Most companies are pretty good at figuring out their bets. They know the what (products) and the who (markets). That’s the easy part.
But when it comes to the how, the motions, they fall into a familiar trap: trying to be everything to everyone. Direct sales for big enterprises, distribution for mid-market, digital for SMBs… all at once. On paper it looks like coverage. In reality it’s chaos: competing priorities, wasted spend, and customers who don’t know how they’re supposed to buy.
The Missing Link: Motions
Your go-to-market strategy isn’t just about what you sell and who you sell it to. It’s about how you reach and expand in your market. That’s where motions come in.
Some companies go direct, a sales-led approach, heavy on people and relationships. Others go indirect, leaning on distributors, resellers, or strategic partners to scale. Increasingly, companies are turning to digital, inbound campaigns, product-led growth, or self-service models that scale without armies of reps.
None of these motions are wrong. But running all of them simultaneously, without clear intent, is a bit like throwing spaghetti at the wall to see what sticks. It looks busy, but it isn’t strategy.
Land vs. Expand
Motions aren’t just about how you land a customer. They’re also about how you expand.
- A digital motion might land you thousands of free users. Expansion comes when you upsell premium features or cross-sell new modules.
- A partner motion might land you in a new geography. Expansion comes when you layer on direct account management to deepen those relationships.
- A direct motion might land a big enterprise logo. Expansion comes when you cross-sell into other divisions once you’ve built trust.

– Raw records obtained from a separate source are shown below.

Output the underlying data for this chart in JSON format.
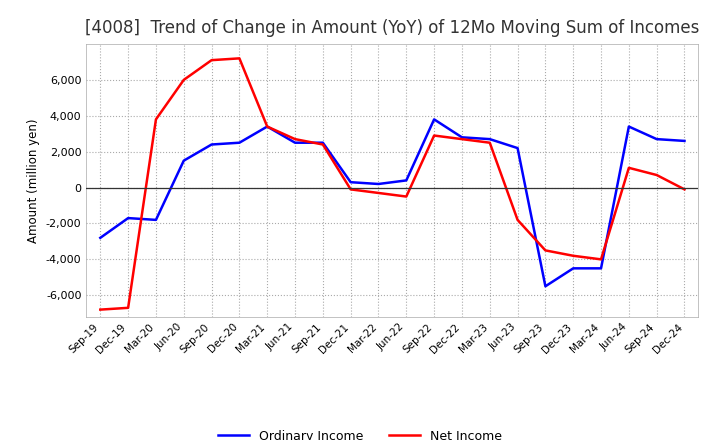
{
  "title": "[4008]  Trend of Change in Amount (YoY) of 12Mo Moving Sum of Incomes",
  "ylabel": "Amount (million yen)",
  "ylim": [
    -7200,
    8000
  ],
  "yticks": [
    -6000,
    -4000,
    -2000,
    0,
    2000,
    4000,
    6000
  ],
  "x_labels": [
    "Sep-19",
    "Dec-19",
    "Mar-20",
    "Jun-20",
    "Sep-20",
    "Dec-20",
    "Mar-21",
    "Jun-21",
    "Sep-21",
    "Dec-21",
    "Mar-22",
    "Jun-22",
    "Sep-22",
    "Dec-22",
    "Mar-23",
    "Jun-23",
    "Sep-23",
    "Dec-23",
    "Mar-24",
    "Jun-24",
    "Sep-24",
    "Dec-24"
  ],
  "ordinary_income": [
    -2800,
    -1700,
    -1800,
    1500,
    2400,
    2500,
    3400,
    2500,
    2500,
    300,
    200,
    400,
    3800,
    2800,
    2700,
    2200,
    -5500,
    -4500,
    -4500,
    3400,
    2700,
    2600
  ],
  "net_income": [
    -6800,
    -6700,
    3800,
    6000,
    7100,
    7200,
    3400,
    2700,
    2400,
    -100,
    -300,
    -500,
    2900,
    2700,
    2500,
    -1800,
    -3500,
    -3800,
    -4000,
    1100,
    700,
    -100
  ],
  "ordinary_color": "#0000ff",
  "net_color": "#ff0000",
  "background_color": "#ffffff",
  "grid_color": "#aaaaaa",
  "title_fontsize": 12,
  "legend_ordinary": "Ordinary Income",
  "legend_net": "Net Income"
}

The sequencing matters. Land with one motion, expand with another. That’s how you build efficiency instead of chaos.
Why Motions Matter
Choosing the wrong motion isn’t just inefficient. It’s destructive.
Channel conflict erupts when partners and direct sales teams step on each other. Overhead balloons when digital and direct duplicate the same effort. Customers get confused when they’re approached with three different buying paths at once.
The fallout shows up fast: higher customer acquisition costs, slower sales velocity, and executive meetings that sound more like political debates than growth plans.
Being Intentional
The fix is simple in theory, harder in practice: be intentional. Map your motions the same way you map your products and markets.
One company we worked with had eight different applications and nearly as many opinions about how to sell them. The board wanted one thing. Management wanted another. Sales, product, and alliances all had their own favorites. Everyone had ideas about which products to land with and which to expand with.
The problem? Nobody had aligned on how those bets would be executed. Should they go digital? Through distribution? Or direct sales? Each option had a different CAC profile, but the targets were muddled and the motions collided.
Over time, the picture became clearer. By looking at how customers actually bought, they discovered a natural sequence: certain products were the logical entry point that opened the door to others. That led to a deliberate land motion that set up a clean expand motion, with cross-sell and upsell happening more predictably.
The impact was dramatic: focus sharpened, motions aligned, and efficiency soared. CAC dropped from $1 spent for every $1 booked to just 60 cents on the dollar, a direct payoff from aligning products, markets, and motions.
The Payoff
When companies get this right, the results show up everywhere: faster sales cycles, lower CAC, healthier LTV:CAC ratios, and customers who actually enjoy the buying process.
When they don’t, you see the opposite: random acts of marketing, bloated sales teams, partner disputes, and a pipeline that never quite delivers.
Final Word
Most CEOs and marketing leaders are smart enough to know their products and their markets. But it’s the motions, the how, that separate the focused from the frantic.
Your GTM motions can either be disciplined and deliberate, or they can be an attempt to be everything to everyone. Only one scales.